Ihre Ausstellung trägt einen starken Titel: „Wish You Were Gay“.
Imhof
Ich fand es lustig, einen Wunsch zu äußern im Titel meiner Show, statt einfach zu deklarieren, worum es geht. Ich meine den Titel aber auch ernst.
Er ist jedenfalls eine Anregung.
Imhof
Viele meiner Arbeiten haben mit dem Körper zu tun, mit der Frage, wie er gesehen und benutzt werden kann. Ich wollte mich als eine Figur erfinden, meine Herkunft neu definieren, mich noch einmal hinterfragen. Wie wäre es etwa, wenn man keine Eltern hätte? Wo würde man dann anfangen? Meine Arbeit ist auch eine Form der Selbstbestimmung, die mit der Sehnsucht zu tun hat, sich als queere Person neu zu erschaffen. Durch ein Coming-out ein anderer Mensch zu werden.
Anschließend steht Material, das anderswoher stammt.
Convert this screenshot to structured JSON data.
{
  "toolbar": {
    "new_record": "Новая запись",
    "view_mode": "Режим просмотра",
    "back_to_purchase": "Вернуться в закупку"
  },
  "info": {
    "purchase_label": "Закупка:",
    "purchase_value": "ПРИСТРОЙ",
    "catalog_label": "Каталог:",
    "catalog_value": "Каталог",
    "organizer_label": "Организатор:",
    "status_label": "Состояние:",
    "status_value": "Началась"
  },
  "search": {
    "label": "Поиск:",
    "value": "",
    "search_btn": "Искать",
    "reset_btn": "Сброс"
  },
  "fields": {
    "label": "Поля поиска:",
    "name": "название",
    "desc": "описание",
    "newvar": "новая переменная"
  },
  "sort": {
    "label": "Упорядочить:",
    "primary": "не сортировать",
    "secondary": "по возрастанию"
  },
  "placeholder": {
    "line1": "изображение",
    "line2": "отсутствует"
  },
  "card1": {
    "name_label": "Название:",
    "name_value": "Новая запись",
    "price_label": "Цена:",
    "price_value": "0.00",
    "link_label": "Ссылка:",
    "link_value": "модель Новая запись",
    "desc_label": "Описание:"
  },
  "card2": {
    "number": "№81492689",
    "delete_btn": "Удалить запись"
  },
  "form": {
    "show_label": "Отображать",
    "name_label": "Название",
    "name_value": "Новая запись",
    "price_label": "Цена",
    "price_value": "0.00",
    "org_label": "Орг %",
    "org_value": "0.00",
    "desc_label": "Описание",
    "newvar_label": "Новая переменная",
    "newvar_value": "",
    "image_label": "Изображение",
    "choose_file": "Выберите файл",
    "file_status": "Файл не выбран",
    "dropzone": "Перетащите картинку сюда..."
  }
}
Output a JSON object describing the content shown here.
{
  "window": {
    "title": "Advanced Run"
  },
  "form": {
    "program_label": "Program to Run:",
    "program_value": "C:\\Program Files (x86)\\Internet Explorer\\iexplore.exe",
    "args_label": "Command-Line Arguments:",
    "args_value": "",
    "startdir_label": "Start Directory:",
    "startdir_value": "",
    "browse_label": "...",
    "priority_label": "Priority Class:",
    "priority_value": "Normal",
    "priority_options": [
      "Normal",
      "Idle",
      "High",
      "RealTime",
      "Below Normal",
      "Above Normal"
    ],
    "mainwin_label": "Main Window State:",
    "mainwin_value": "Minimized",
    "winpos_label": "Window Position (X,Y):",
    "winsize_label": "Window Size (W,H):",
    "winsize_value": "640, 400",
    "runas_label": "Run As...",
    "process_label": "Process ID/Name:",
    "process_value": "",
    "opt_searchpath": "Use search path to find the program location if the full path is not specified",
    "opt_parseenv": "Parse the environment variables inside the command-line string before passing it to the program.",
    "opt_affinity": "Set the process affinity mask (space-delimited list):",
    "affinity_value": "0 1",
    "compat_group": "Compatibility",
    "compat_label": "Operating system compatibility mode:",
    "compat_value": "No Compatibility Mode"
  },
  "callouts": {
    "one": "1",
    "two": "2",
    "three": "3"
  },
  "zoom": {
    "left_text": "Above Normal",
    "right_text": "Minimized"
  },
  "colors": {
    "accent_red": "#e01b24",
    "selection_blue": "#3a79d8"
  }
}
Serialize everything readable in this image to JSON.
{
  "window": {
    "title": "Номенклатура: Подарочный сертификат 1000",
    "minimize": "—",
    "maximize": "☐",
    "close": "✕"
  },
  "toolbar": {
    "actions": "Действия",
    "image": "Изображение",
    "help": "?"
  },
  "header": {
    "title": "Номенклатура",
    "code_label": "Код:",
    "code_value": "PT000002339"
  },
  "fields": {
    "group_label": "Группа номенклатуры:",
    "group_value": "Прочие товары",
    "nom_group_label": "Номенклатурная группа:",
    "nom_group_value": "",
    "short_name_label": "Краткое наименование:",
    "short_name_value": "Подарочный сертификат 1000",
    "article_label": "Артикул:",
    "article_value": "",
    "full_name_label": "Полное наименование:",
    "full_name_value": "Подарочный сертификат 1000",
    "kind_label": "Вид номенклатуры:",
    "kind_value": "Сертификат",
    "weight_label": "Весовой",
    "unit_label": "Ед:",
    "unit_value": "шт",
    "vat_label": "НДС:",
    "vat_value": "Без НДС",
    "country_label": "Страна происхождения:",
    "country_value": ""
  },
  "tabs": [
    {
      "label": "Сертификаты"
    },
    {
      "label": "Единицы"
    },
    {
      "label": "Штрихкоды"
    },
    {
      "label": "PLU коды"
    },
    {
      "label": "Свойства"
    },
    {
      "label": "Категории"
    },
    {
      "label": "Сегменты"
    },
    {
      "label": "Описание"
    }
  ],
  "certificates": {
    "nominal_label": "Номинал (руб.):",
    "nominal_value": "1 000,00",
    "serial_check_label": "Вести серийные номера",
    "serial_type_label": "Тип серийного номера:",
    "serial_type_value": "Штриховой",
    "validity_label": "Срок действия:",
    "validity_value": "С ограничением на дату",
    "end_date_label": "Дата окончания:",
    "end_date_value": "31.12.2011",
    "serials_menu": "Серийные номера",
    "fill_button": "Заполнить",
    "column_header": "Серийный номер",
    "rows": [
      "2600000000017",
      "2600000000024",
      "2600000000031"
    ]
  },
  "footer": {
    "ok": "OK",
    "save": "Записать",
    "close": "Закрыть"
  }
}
Mit Ihrer Teilnahme an der Venedig-Biennale vor sieben Jahren hat sich Ihre Karriere stark beschleunigt. Wie haben der jähe Erfolg und der hohe Erwartungsdruck Ihre Arbeit beeinflusst?
Imhof
Nach „Faust“ war tatsächlich erst mal alles anders als davor. Nicht nur meine Kunst hat sich verändert, auch meine Freundschaften wurden in Mitleidenschaft gezogen, so wie alles andere, das mich vorher definiert hatte. Und bange Fragen taten sich auf: Wie sollte ich mit meiner plötzlichen Sichtbarkeit umgehen? Ich habe eine Zeit lang vieles ausprobiert, das Leben wie auf einem goldenen Tablett geführt; ich nahm mir all das vor, was ich als junge Künstlerin gern versucht hätte. Die Dinge hatten sich in meiner Arbeit zugespitzt, alles lief in Richtung dessen, was „Faust“ dann war: vor allem Teamwork, darin steckte viel Kollaboration. Ich wusste in jenem Moment aber auch, dass ich danach sehr vieles wieder reduzieren musste. Es war wichtig, ganz klar zu sein.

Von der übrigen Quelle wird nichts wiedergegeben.